Certains opérateurs vont également plus loin en déployant des équipes sur le terrain pendant les week-ends les plus chargés. Ces « bornistes » accompagnent les automobilistes, organisent les files d’attente lorsque cela devient nécessaire et rappellent les bonnes pratiques permettant d’accélérer la rotation des véhicules.
L’objectif est simple : éviter que quelques voitures restant branchées inutilement ne provoquent une congestion de toute la station. Cette organisation montre que la recharge autoroutière devient désormais un véritable service de mobilité, au même titre que les stations-service traditionnelles.
Crédit photo: Tesla Supercharger 84 bornes entre San Francisco et Los Angeles
Les infrastructures pourront-elles suivre la hausse des voitures électriques ?
Aujourd’hui, les indicateurs restent globalement encourageants.

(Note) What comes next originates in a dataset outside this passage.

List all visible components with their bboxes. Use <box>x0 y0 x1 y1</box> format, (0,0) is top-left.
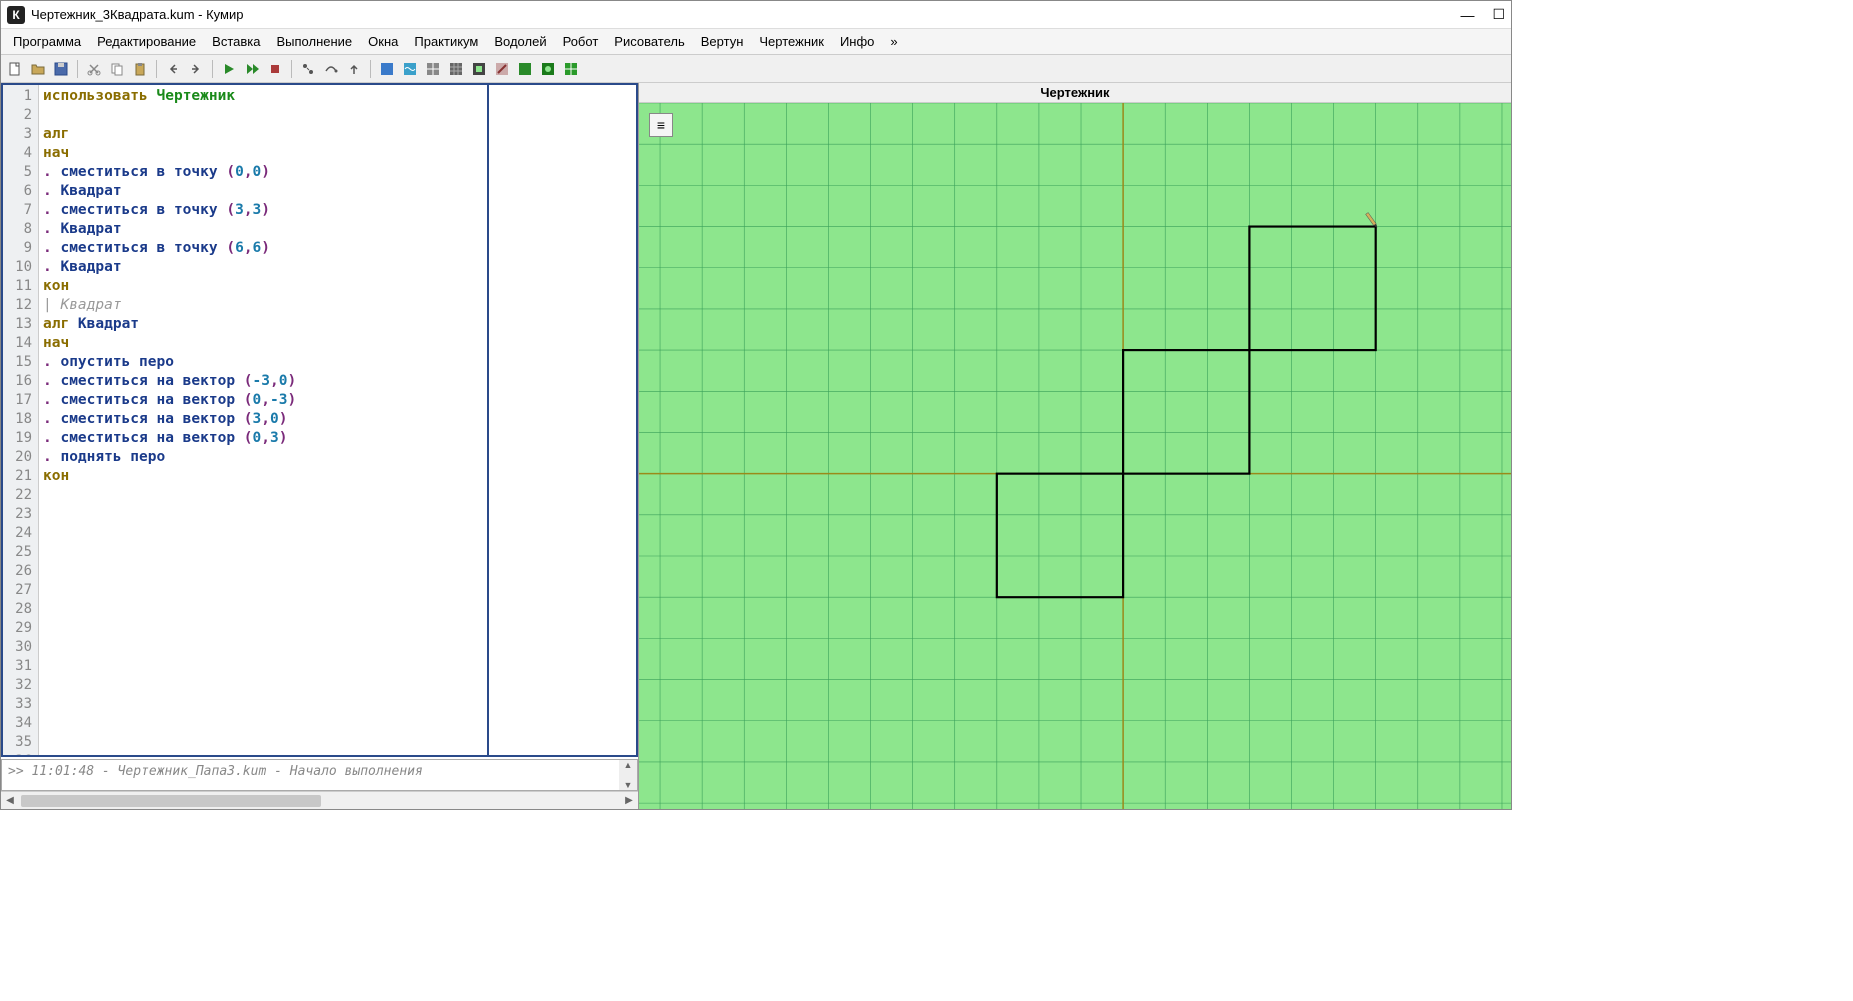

Le parc français de véhicules électriques et hybrides rechargeables est passé d’environ 1,6 million à près de 2,6 millions d’unités en deux ans et demi. Dans le même temps, les infrastructures de recharge ont progressé quasiment au même rythme, ce qui a permis de maintenir un ratio relativement stable entre le nombre de véhicules et celui des bornes publiques.
La véritable question concerne désormais les prochaines années. Si les ventes de voitures électriques continuent d’accélérer sous l’effet des nouvelles réglementations, de l’amélioration de l’autonomie et de la hausse du prix des carburants, le rythme actuel de déploiement devra être maintenu, voire accéléré. Les difficultés rencontrées sur quelques aires très fréquentées cet été rappellent que le défi ne consiste plus seulement à installer davantage de bornes, mais aussi à les répartir au bon endroit et au bon moment.
Conclusion
La recharge des voitures électriques sur autoroutes a incontestablement franchi un cap. Les longs trajets sont aujourd’hui beaucoup plus faciles qu’il y a seulement quelques années et les situations de blocage généralisé annoncées par certains ne se sont pas produites. Les embouteillages observés sur quelques aires lors des grands départs montrent toutefois que la progression du réseau devra se poursuivre pour accompagner l’essor des véhicules électriques. Le défi n’est donc plus de créer un réseau de recharge, mais de faire en sorte qu’il continue à grandir aussi vite que le parc automobile qu’il doit alimenter.
Nota Bene :
Les temps d’attente évoqués dans cet article correspondent essentiellement aux périodes de grands départs en vacances, lorsque plusieurs milliers de véhicules empruntent simultanément les mêmes axes autoroutiers. En dehors de ces quelques journées exceptionnelles, la très grande majorité des recharges s’effectue sans attente significative. Toutefois, avec un parc de voitures électriques en forte croissance, le développement des infrastructures devra se poursuivre afin de préserver cette fluidité dans les années à venir.